A Churchill se le dijo que “un estudio de inteligencia completo” había sido realizado por el Ministerio de Defensa que había explicado adecuadamente todos los avistamientos reportados como fenómenos naturales, identificaciones erróneas de aviones y globos, ilusiones ópticas y engaños. Pero pocos meses después de que se entregó esa conclusión, un nuevo flap de avistamientos de platillo por parte de la tripulación aérea de la RAF obligó al Ministerio del Aire a abrir su propia oficina ovni para recopilar y examinar los informes en busca de cualquier “importancia de defensa”.

Un misterio mundial que se niega a morir vuelve a aparecer en los titulares de todo el mundo.

A medida que se acerca el “Día Mundial Ovni” el 2 de julio, un misterio mundial que se niega a morir vuelve a aparecer en los titulares de todo el mundo.

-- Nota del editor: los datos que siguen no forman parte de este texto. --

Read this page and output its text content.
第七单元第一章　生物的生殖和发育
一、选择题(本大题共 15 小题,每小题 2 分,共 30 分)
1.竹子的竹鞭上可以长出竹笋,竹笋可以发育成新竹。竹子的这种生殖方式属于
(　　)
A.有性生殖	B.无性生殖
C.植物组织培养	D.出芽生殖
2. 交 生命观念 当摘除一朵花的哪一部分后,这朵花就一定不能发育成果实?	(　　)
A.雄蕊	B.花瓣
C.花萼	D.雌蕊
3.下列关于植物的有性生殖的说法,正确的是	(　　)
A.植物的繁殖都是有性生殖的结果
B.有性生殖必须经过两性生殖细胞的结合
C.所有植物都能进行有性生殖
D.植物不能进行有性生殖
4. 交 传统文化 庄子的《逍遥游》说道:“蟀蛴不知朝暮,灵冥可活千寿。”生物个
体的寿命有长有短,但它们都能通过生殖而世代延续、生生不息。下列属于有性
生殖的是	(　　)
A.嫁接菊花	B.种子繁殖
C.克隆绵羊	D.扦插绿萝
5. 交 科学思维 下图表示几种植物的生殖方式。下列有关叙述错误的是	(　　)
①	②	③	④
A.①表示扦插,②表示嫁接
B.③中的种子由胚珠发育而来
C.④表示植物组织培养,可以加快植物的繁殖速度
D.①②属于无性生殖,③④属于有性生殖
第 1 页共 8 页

En uno de sus actos finales como presidente de los EE. UU., Donald Trump firmó una solicitud de un informe sobre “Amenazas aéreas avanzadas” que fue exigido por senadores influyentes como parte del proyecto de ley de ayuda de Covid. La tarea, apoyada por el presidente Biden, solicita “un análisis detallado de los datos de los fenómenos aéreos no identificados y los informes de inteligencia” que se entregará al comité de servicios armados del Congreso, junto con la identificación de cualquier amenaza planteada a la seguridad nacional que “pueda atribuirse a uno o más adversarios extranjeros”.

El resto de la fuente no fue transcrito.